Power system simulations involving solution of thousands of stiff differential and algebraic equations (DAE) are extremely computationally intensive and yet crucial for grid security and reliability. Online simulation of minutes to hours for a large number of contingencies requires computational efficiency several orders of magnitude greater than what is todays state-of-the-art. We have developed an optimized simulator for single contingency analysis using efficient numerical algorithms implementation for solving DAE, and scaled it up for large-scale contingency analysis using MPI. A prototype parallel high speed extended term simulator (HSET) on in-house high performance computing (HPC) resources at Iowa State University (ISU) (namely Cystorm Supercomputer) is being developed. Since the simulation times across contingencies vary considerably, we have focused our efforts towards development of efficient scheduling algorithms through work stealing for maximal resource utilization and minimum overhead to perform faster than real time analysis.
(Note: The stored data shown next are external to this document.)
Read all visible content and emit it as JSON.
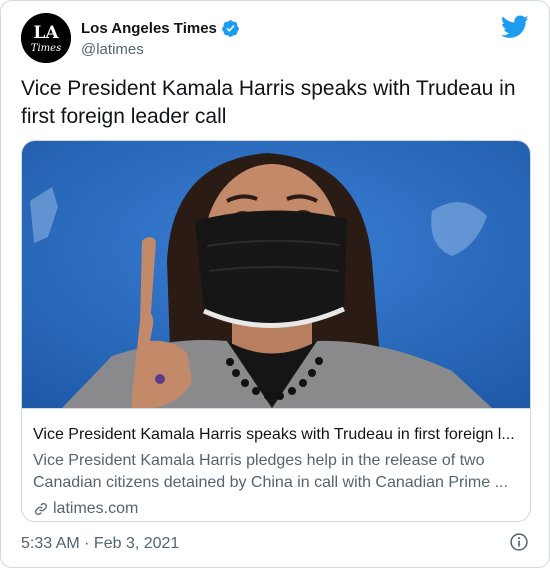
{
  "author": {
    "display_name": "Los Angeles Times",
    "handle": "@latimes",
    "avatar_text": "LA Times",
    "verified": true
  },
  "tweet": {
    "text": "Vice President Kamala Harris speaks with Trudeau in first foreign leader call"
  },
  "card": {
    "title": "Vice President Kamala Harris speaks with Trudeau in first foreign l...",
    "description_line1": "Vice President Kamala Harris pledges help in the release of two",
    "description_line2": "Canadian citizens detained by China in call with Canadian Prime ...",
    "domain": "latimes.com"
  },
  "footer": {
    "timestamp": "5:33 AM · Feb 3, 2021"
  },
  "icons": {
    "brand": "twitter-bird-icon",
    "verified": "verified-badge-icon",
    "link": "link-icon",
    "info": "info-icon"
  },
  "colors": {
    "twitter_blue": "#1d9bf0",
    "text_primary": "#0f1419",
    "text_secondary": "#536471",
    "border": "#cfd9de",
    "photo_background": "#2f6fc6"
  }
}
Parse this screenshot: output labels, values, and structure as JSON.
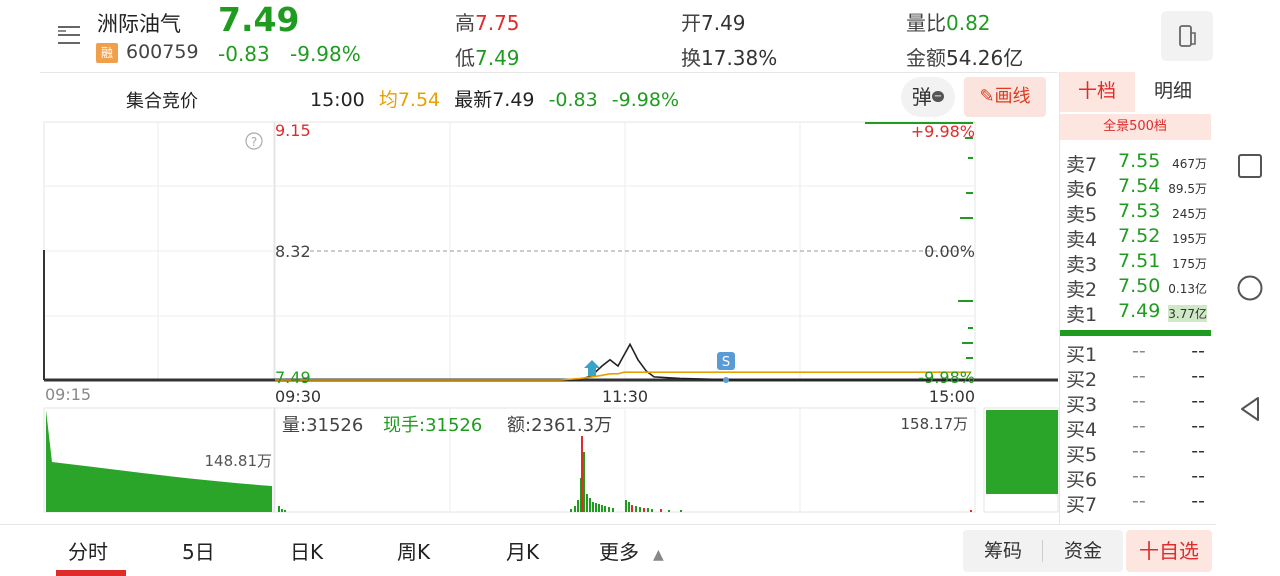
{
  "header": {
    "stock_name": "洲际油气",
    "rong_badge": "融",
    "stock_code": "600759",
    "price": "7.49",
    "change": "-0.83",
    "change_pct": "-9.98%",
    "high_label": "高",
    "high_val": "7.75",
    "low_label": "低",
    "low_val": "7.49",
    "open_label": "开",
    "open_val": "7.49",
    "turnover_label": "换",
    "turnover_val": "17.38%",
    "vol_ratio_label": "量比",
    "vol_ratio_val": "0.82",
    "amount_label": "金额",
    "amount_val": "54.26亿"
  },
  "row2": {
    "auction_label": "集合竞价",
    "time": "15:00",
    "avg_label": "均",
    "avg_val": "7.54",
    "latest_label": "最新",
    "latest_val": "7.49",
    "change": "-0.83",
    "change_pct": "-9.98%",
    "pop_button": "弹",
    "draw_button": "画线"
  },
  "chart": {
    "price_top": "9.15",
    "price_mid": "8.32",
    "price_bottom": "7.49",
    "pct_top": "+9.98%",
    "pct_mid": "0.00%",
    "pct_bottom": "-9.98%",
    "time_auction": "09:15",
    "time_open": "09:30",
    "time_mid": "11:30",
    "time_close": "15:00",
    "help_glyph": "?",
    "marker_s": "S",
    "volume_label_left": "148.81万",
    "volume_max": "158.17万",
    "vol_info": "量:31526",
    "now_hand": "现手:31526",
    "amount_info": "额:2361.3万"
  },
  "chart_data": {
    "type": "line",
    "title": "",
    "series": [
      {
        "values": [
          7.49,
          7.49,
          7.49,
          7.49,
          7.52,
          7.58,
          7.62,
          7.58,
          7.65,
          7.72,
          7.62,
          7.55,
          7.51,
          7.5,
          7.49,
          7.49
        ]
      },
      {
        "values": [
          7.49,
          7.49,
          7.49,
          7.5,
          7.51,
          7.52,
          7.53,
          7.53,
          7.54,
          7.54,
          7.54,
          7.54,
          7.54,
          7.54,
          7.54,
          7.54
        ]
      }
    ],
    "ylim": [
      7.49,
      9.15
    ]
  },
  "book": {
    "tab_ten": "十档",
    "tab_detail": "明细",
    "full_500": "全景500档",
    "asks": [
      {
        "label": "卖7",
        "price": "7.55",
        "vol": "467万"
      },
      {
        "label": "卖6",
        "price": "7.54",
        "vol": "89.5万"
      },
      {
        "label": "卖5",
        "price": "7.53",
        "vol": "245万"
      },
      {
        "label": "卖4",
        "price": "7.52",
        "vol": "195万"
      },
      {
        "label": "卖3",
        "price": "7.51",
        "vol": "175万"
      },
      {
        "label": "卖2",
        "price": "7.50",
        "vol": "0.13亿"
      },
      {
        "label": "卖1",
        "price": "7.49",
        "vol": "3.77亿"
      }
    ],
    "bids": [
      {
        "label": "买1",
        "price": "--",
        "vol": "--"
      },
      {
        "label": "买2",
        "price": "--",
        "vol": "--"
      },
      {
        "label": "买3",
        "price": "--",
        "vol": "--"
      },
      {
        "label": "买4",
        "price": "--",
        "vol": "--"
      },
      {
        "label": "买5",
        "price": "--",
        "vol": "--"
      },
      {
        "label": "买6",
        "price": "--",
        "vol": "--"
      },
      {
        "label": "买7",
        "price": "--",
        "vol": "--"
      }
    ]
  },
  "bottom": {
    "tab_intraday": "分时",
    "tab_5day": "5日",
    "tab_day": "日K",
    "tab_week": "周K",
    "tab_month": "月K",
    "tab_more": "更多",
    "btn_chips": "筹码",
    "btn_funds": "资金",
    "btn_add": "十自选"
  },
  "colors": {
    "down": "#1f9c1f",
    "up": "#e02b2b",
    "avg": "#e6a100"
  }
}
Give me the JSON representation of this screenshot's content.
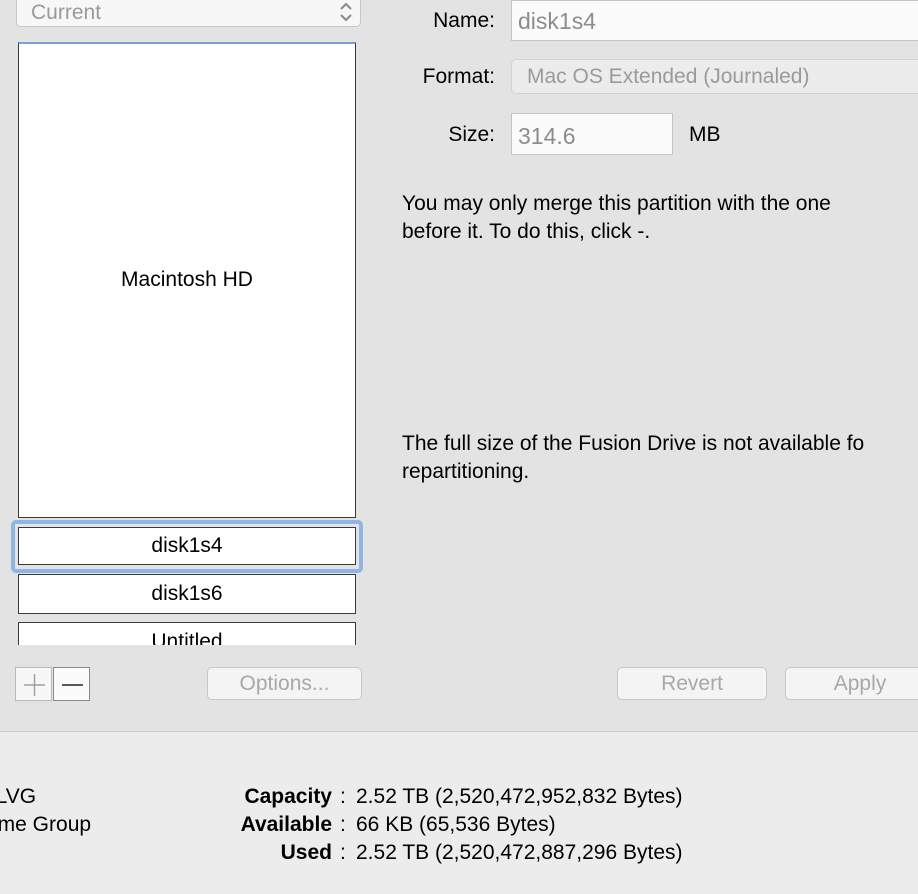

This chapter introduces a novel implementation of dynamic load balancing algorithm for dynamic contingency analysis. Results indicate potential for significant improvements over the state-of-the-art methods especially master-slave based load balancing typically used in power system community. Simulations of thousands of contingencies on a large real system were conducted and computational savings and scalability results are reported.


Power System High Performance Computing Master Node Static Schedule Slave Node 
These keywords were added by machine and not by the authors. This process is experimental and the keywords may be updated as the learning algorithm improves.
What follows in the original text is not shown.